Enquanto o salário médio mensal do brasileiro foi de R$ 1.792,61 (o equivalente a 3,3 salários mínimos) em 2011, o juiz-forano recebia, em média, 2,5 mínimos ou R$ 1.362,50 por mês no mesmo ano. A diferença chega a R$ 430,11. Na época, o mínimo valia R$ 545. Os dados são do Cadastro Central de Empresas (Cempre), estudo do Instituto Brasileiro de Geografia e Estatística (IBGE) divulgado nesa sexta-feira (24).
Conforme a pesquisa, o juiz-forano vem sofrendo achatamento salarial nos últimos anos. Na comparação com a série iniciada em 2006 (ver arte), o salário médio mensal de 2,9 mínimos em 2006 caiu para 2,7 (2007 e 2008), 2,6 (2009), e estabilizou em 2,5 tanto em 2010 quanto em 2011. Na análise do volume total de salários e outras remunerações pagos na cidade, no entanto, houve alta.
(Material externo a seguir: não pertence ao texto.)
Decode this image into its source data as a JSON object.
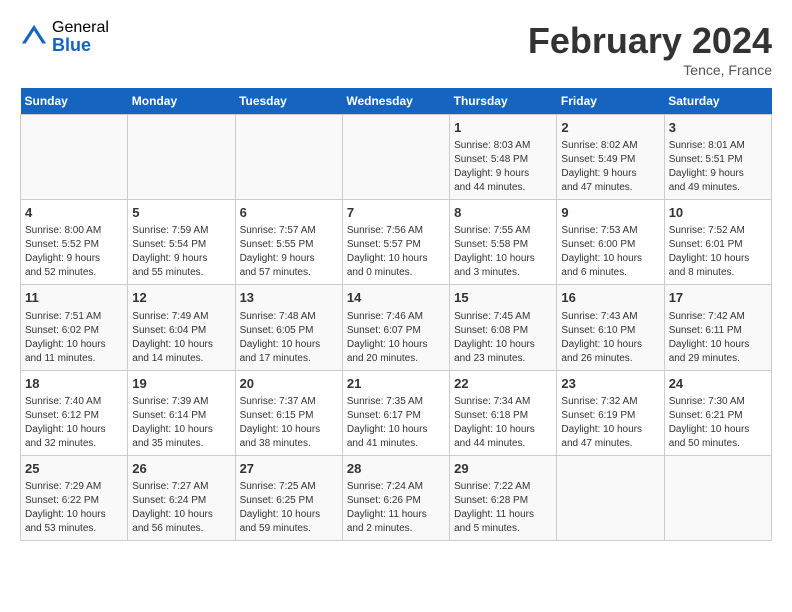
{
  "header": {
    "logo_general": "General",
    "logo_blue": "Blue",
    "month_title": "February 2024",
    "location": "Tence, France"
  },
  "days_of_week": [
    "Sunday",
    "Monday",
    "Tuesday",
    "Wednesday",
    "Thursday",
    "Friday",
    "Saturday"
  ],
  "weeks": [
    [
      {
        "num": "",
        "info": ""
      },
      {
        "num": "",
        "info": ""
      },
      {
        "num": "",
        "info": ""
      },
      {
        "num": "",
        "info": ""
      },
      {
        "num": "1",
        "info": "Sunrise: 8:03 AM\nSunset: 5:48 PM\nDaylight: 9 hours\nand 44 minutes."
      },
      {
        "num": "2",
        "info": "Sunrise: 8:02 AM\nSunset: 5:49 PM\nDaylight: 9 hours\nand 47 minutes."
      },
      {
        "num": "3",
        "info": "Sunrise: 8:01 AM\nSunset: 5:51 PM\nDaylight: 9 hours\nand 49 minutes."
      }
    ],
    [
      {
        "num": "4",
        "info": "Sunrise: 8:00 AM\nSunset: 5:52 PM\nDaylight: 9 hours\nand 52 minutes."
      },
      {
        "num": "5",
        "info": "Sunrise: 7:59 AM\nSunset: 5:54 PM\nDaylight: 9 hours\nand 55 minutes."
      },
      {
        "num": "6",
        "info": "Sunrise: 7:57 AM\nSunset: 5:55 PM\nDaylight: 9 hours\nand 57 minutes."
      },
      {
        "num": "7",
        "info": "Sunrise: 7:56 AM\nSunset: 5:57 PM\nDaylight: 10 hours\nand 0 minutes."
      },
      {
        "num": "8",
        "info": "Sunrise: 7:55 AM\nSunset: 5:58 PM\nDaylight: 10 hours\nand 3 minutes."
      },
      {
        "num": "9",
        "info": "Sunrise: 7:53 AM\nSunset: 6:00 PM\nDaylight: 10 hours\nand 6 minutes."
      },
      {
        "num": "10",
        "info": "Sunrise: 7:52 AM\nSunset: 6:01 PM\nDaylight: 10 hours\nand 8 minutes."
      }
    ],
    [
      {
        "num": "11",
        "info": "Sunrise: 7:51 AM\nSunset: 6:02 PM\nDaylight: 10 hours\nand 11 minutes."
      },
      {
        "num": "12",
        "info": "Sunrise: 7:49 AM\nSunset: 6:04 PM\nDaylight: 10 hours\nand 14 minutes."
      },
      {
        "num": "13",
        "info": "Sunrise: 7:48 AM\nSunset: 6:05 PM\nDaylight: 10 hours\nand 17 minutes."
      },
      {
        "num": "14",
        "info": "Sunrise: 7:46 AM\nSunset: 6:07 PM\nDaylight: 10 hours\nand 20 minutes."
      },
      {
        "num": "15",
        "info": "Sunrise: 7:45 AM\nSunset: 6:08 PM\nDaylight: 10 hours\nand 23 minutes."
      },
      {
        "num": "16",
        "info": "Sunrise: 7:43 AM\nSunset: 6:10 PM\nDaylight: 10 hours\nand 26 minutes."
      },
      {
        "num": "17",
        "info": "Sunrise: 7:42 AM\nSunset: 6:11 PM\nDaylight: 10 hours\nand 29 minutes."
      }
    ],
    [
      {
        "num": "18",
        "info": "Sunrise: 7:40 AM\nSunset: 6:12 PM\nDaylight: 10 hours\nand 32 minutes."
      },
      {
        "num": "19",
        "info": "Sunrise: 7:39 AM\nSunset: 6:14 PM\nDaylight: 10 hours\nand 35 minutes."
      },
      {
        "num": "20",
        "info": "Sunrise: 7:37 AM\nSunset: 6:15 PM\nDaylight: 10 hours\nand 38 minutes."
      },
      {
        "num": "21",
        "info": "Sunrise: 7:35 AM\nSunset: 6:17 PM\nDaylight: 10 hours\nand 41 minutes."
      },
      {
        "num": "22",
        "info": "Sunrise: 7:34 AM\nSunset: 6:18 PM\nDaylight: 10 hours\nand 44 minutes."
      },
      {
        "num": "23",
        "info": "Sunrise: 7:32 AM\nSunset: 6:19 PM\nDaylight: 10 hours\nand 47 minutes."
      },
      {
        "num": "24",
        "info": "Sunrise: 7:30 AM\nSunset: 6:21 PM\nDaylight: 10 hours\nand 50 minutes."
      }
    ],
    [
      {
        "num": "25",
        "info": "Sunrise: 7:29 AM\nSunset: 6:22 PM\nDaylight: 10 hours\nand 53 minutes."
      },
      {
        "num": "26",
        "info": "Sunrise: 7:27 AM\nSunset: 6:24 PM\nDaylight: 10 hours\nand 56 minutes."
      },
      {
        "num": "27",
        "info": "Sunrise: 7:25 AM\nSunset: 6:25 PM\nDaylight: 10 hours\nand 59 minutes."
      },
      {
        "num": "28",
        "info": "Sunrise: 7:24 AM\nSunset: 6:26 PM\nDaylight: 11 hours\nand 2 minutes."
      },
      {
        "num": "29",
        "info": "Sunrise: 7:22 AM\nSunset: 6:28 PM\nDaylight: 11 hours\nand 5 minutes."
      },
      {
        "num": "",
        "info": ""
      },
      {
        "num": "",
        "info": ""
      }
    ]
  ]
}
Em 2011 o montante chegou a R$ 2,4 bilhões, aumento de 7,3% ante o total do ano anterior (R$ 2,2 bilhões). Na comparação com 2006, o aumento chega a 78%. Na época, os ganhos somavam R$ 1,3 bilhões no município.
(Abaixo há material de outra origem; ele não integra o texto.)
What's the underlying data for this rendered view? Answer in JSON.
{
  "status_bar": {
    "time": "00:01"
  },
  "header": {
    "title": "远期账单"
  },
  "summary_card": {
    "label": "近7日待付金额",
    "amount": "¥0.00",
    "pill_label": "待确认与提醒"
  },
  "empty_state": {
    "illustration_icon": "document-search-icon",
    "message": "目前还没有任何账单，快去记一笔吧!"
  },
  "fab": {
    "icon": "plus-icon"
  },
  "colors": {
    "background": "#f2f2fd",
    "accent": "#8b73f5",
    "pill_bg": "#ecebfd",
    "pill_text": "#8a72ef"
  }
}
No recorte local do Cempre há, ainda, dados referentes ao número de ocupados – 167.448 em 2011, sendo 82% ou 137.284 assalariados. O percentual é um pouco menor do que o verificado no ano anterior (83,5%), o equivalente a 138.012 dos 165.230 ocupados. O número de empresas e outras organizações ativas foi de 21.465 naquele ano, 3,7% a mais na comparação com 2010 (20.694).
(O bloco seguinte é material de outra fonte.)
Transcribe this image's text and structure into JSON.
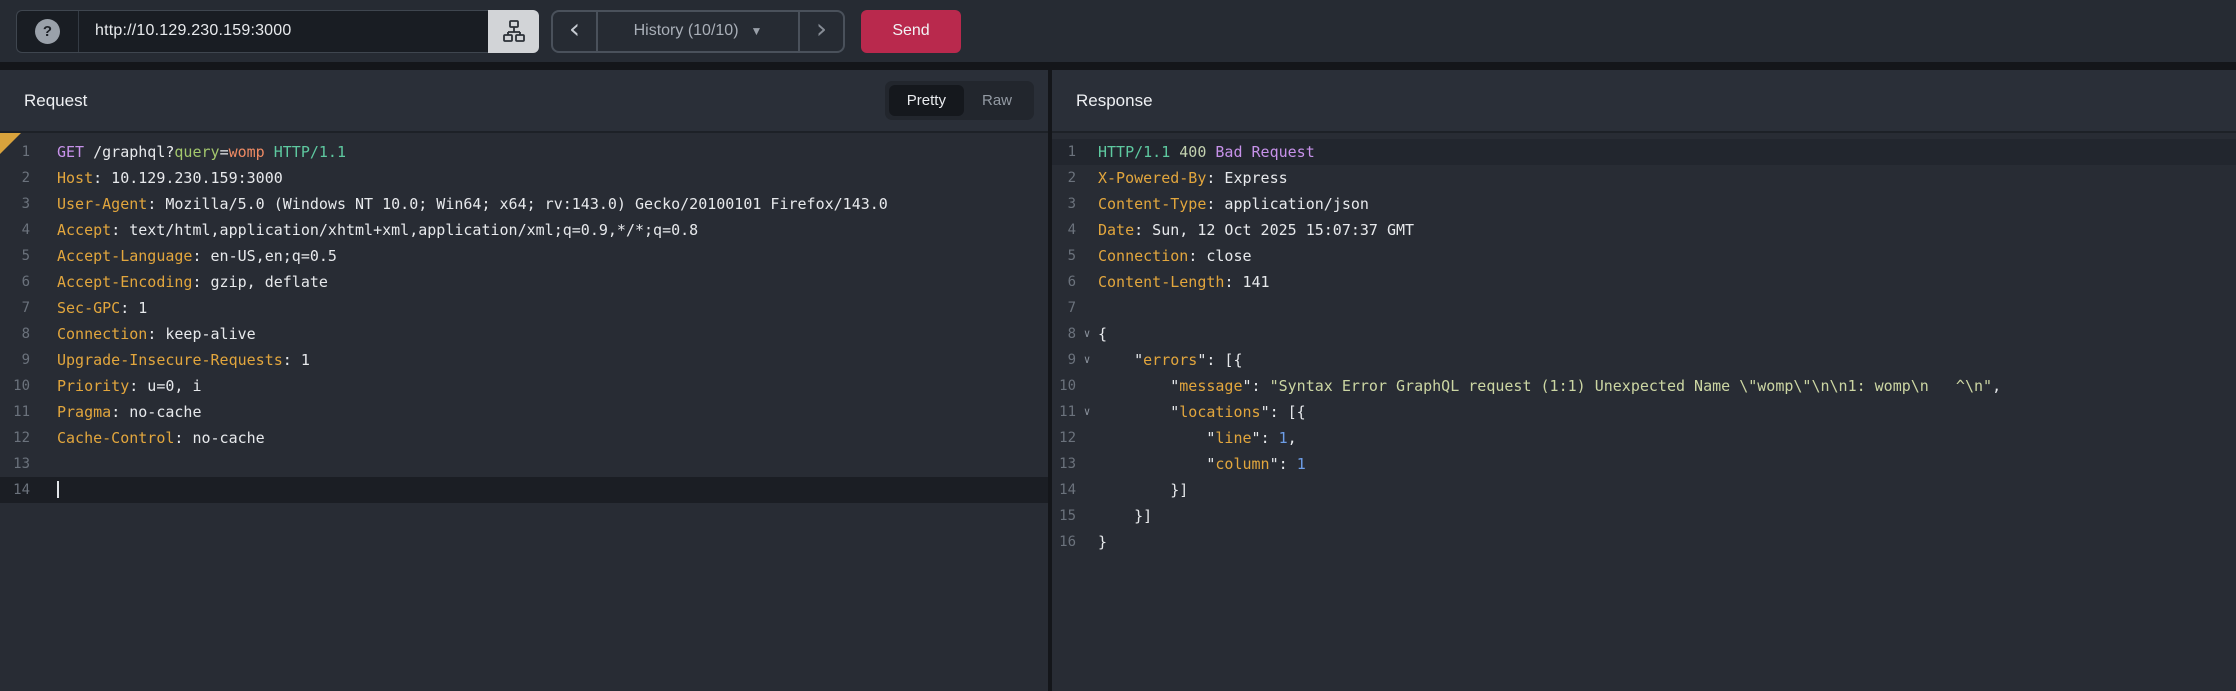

Conforme o IBGE, em 2011, os maiores salários médios foram identificados no Distrito Federal (6,3 salários mínimos), no Rio de Janeiro (3,9 salários mínimos), em São Paulo e no Amapá (3,8 salários mínimos), além de Roraima (3,3 salários mínimos). Com o valor verificado na cidade (2,5 mínimos), o município se aproxima dos estados com menor remuneração média, como Ceará (2,3 salários mínimos) e Alagoas, Paraíba e Piauí (2,4 salários mínimos).
Ainda segundo o IBGE, o salário médio mensal do brasileiro aumentou 2,4%, em termos reais, entre 2010 e 2011. Já o total de salários e outras remunerações cresceu 8% no período. O estudo reúne informações cadastrais e econômicas de empresas e outras organizações (administração pública, entidades sem fins lucrativos, pessoas físicas e instituições extraterritoriais) no país.